Geostatistics: Interpolation or extrapolation

Interpolate: to estimate values of (a function) between two known values. Extrapolate: to infer (values of a variable in an unobserved interval) from values within an observed interval.

To krige or not to krige?

That's not a question in Journelian geostatistics! Stanford's prominent geostatistician in 1992 proclaimed, "The very reason for geostatistics or spatial statistics in general is the acceptance (a decision rather) that spatially distributed data should be considered a priori as dependent one to another, unless proven otherwise (my emphases in bold!)". Did all geostatistical scholars agree with Journel's decision? After all, the a priori acceptance of continued mineralization between (independently) measured grades makes no scientific sense whatsoever. Assume spatial dependence, insert kriged estimates between measured grades, and compute kriging variances of kriged estimates. Surely, the geostatistical scholars must be joking!

And what's the difference between interpolation and extrapolation when Webster's values of a function and values within an observed interval are missing? Indeed, Darrell Huff (How to Lie with Statistics) and W J Reichmann (Use and Abuse of Statistics) would have taken the same dim view of interpolation by kriging between measured values when the ordered set does not display a significant degree of spatial dependence as they do of extrapolation beyond observed intervals.

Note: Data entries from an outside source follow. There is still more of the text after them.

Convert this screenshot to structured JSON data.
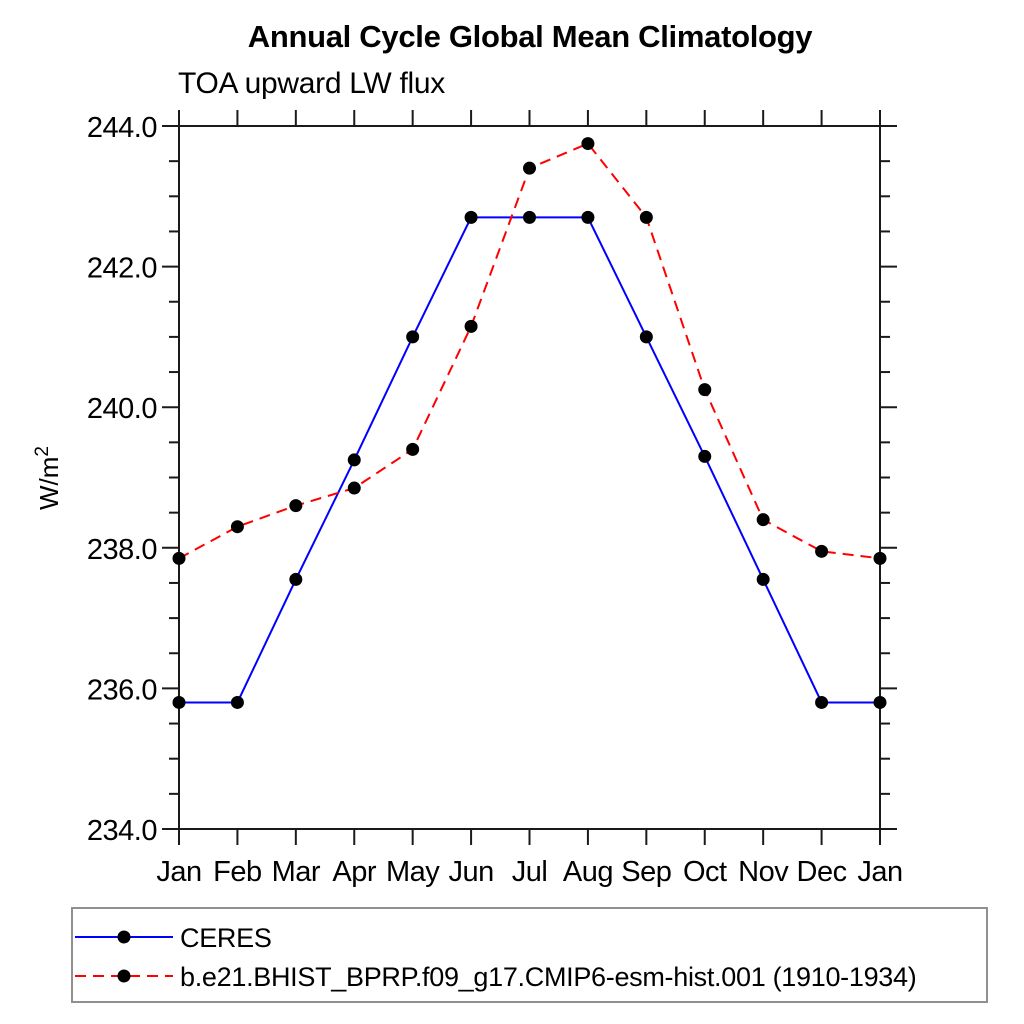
{
  "chart_data": {
    "type": "line",
    "title": "Annual Cycle Global Mean Climatology",
    "subtitle": "TOA upward LW flux",
    "ylabel": {
      "base": "W/m",
      "sup": "2"
    },
    "categories": [
      "Jan",
      "Feb",
      "Mar",
      "Apr",
      "May",
      "Jun",
      "Jul",
      "Aug",
      "Sep",
      "Oct",
      "Nov",
      "Dec",
      "Jan"
    ],
    "ylim": [
      234.0,
      244.0
    ],
    "ytick_values": [
      234.0,
      236.0,
      238.0,
      240.0,
      242.0,
      244.0
    ],
    "ytick_labels": [
      "234.0",
      "236.0",
      "238.0",
      "240.0",
      "242.0",
      "244.0"
    ],
    "ytick_major_step": 2.0,
    "ytick_minor_step": 0.5,
    "grid": "off",
    "legend_position": "below-left",
    "axis_color": "#1a1a1a",
    "marker_color": "#000000",
    "series": [
      {
        "name": "CERES",
        "color": "#0000ff",
        "style": "solid",
        "values": [
          235.8,
          235.8,
          237.55,
          239.25,
          241.0,
          242.7,
          242.7,
          242.7,
          241.0,
          239.3,
          237.55,
          235.8,
          235.8
        ]
      },
      {
        "name": "b.e21.BHIST_BPRP.f09_g17.CMIP6-esm-hist.001 (1910-1934)",
        "color": "#ff0000",
        "style": "dashed",
        "values": [
          237.85,
          238.3,
          238.6,
          238.85,
          239.4,
          241.15,
          243.4,
          243.75,
          242.7,
          240.25,
          238.4,
          237.95,
          237.85
        ]
      }
    ]
  }
}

Nassim Nicholas Taleb's "Fooled by Randomness" makes mandatory reading for geostatistical scholars who thrashed randomness by kriging and rigging the rules of classical statistics.

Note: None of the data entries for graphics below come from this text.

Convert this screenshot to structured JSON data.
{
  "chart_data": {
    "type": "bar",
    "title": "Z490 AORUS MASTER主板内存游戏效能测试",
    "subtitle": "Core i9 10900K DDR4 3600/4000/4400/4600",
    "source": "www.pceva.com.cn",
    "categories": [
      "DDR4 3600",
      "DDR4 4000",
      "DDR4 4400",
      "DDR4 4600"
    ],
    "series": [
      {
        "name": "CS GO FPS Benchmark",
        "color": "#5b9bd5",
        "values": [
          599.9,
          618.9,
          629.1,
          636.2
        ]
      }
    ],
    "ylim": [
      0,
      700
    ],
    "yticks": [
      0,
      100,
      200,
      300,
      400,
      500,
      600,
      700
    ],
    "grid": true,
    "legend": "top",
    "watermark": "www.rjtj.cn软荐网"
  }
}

Ironically, kriging creates an illusion of spatial dependence where it does not exist simply because kriged estimates are functionally dependent variables. Ignoring the requirement of functional independence demands a bit of irrational thinking to explain why kriging variances shrink. Here's how Armstrong's prickly pear problem is solved!

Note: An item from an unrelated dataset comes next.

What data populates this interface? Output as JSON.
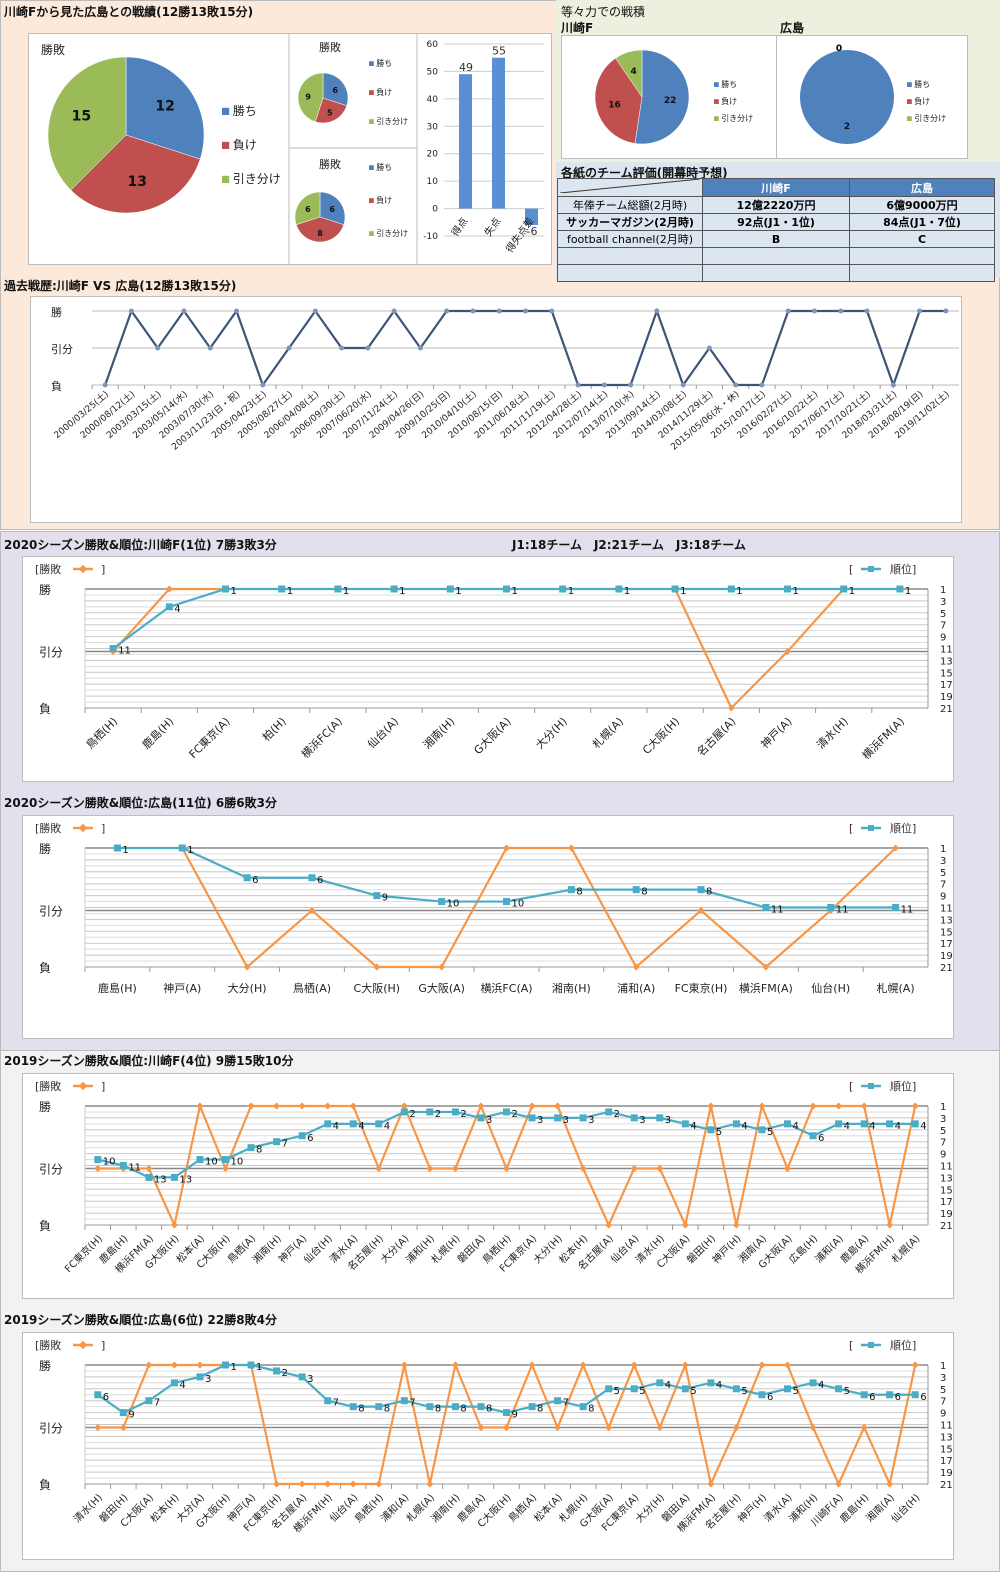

When Armstrong and Champigny noticed that kriging variances converge on zero, they issued the legendary caution against oversmoothing.. Did the authors really believe that the fundamental requirement of functional independence in classical statistics could be violated a little bit but not a lot? Despite all my complaints about the mind-boggling vagaries of geostatistics, CIM Bulletin did review and publish a paper on perfect smoothing!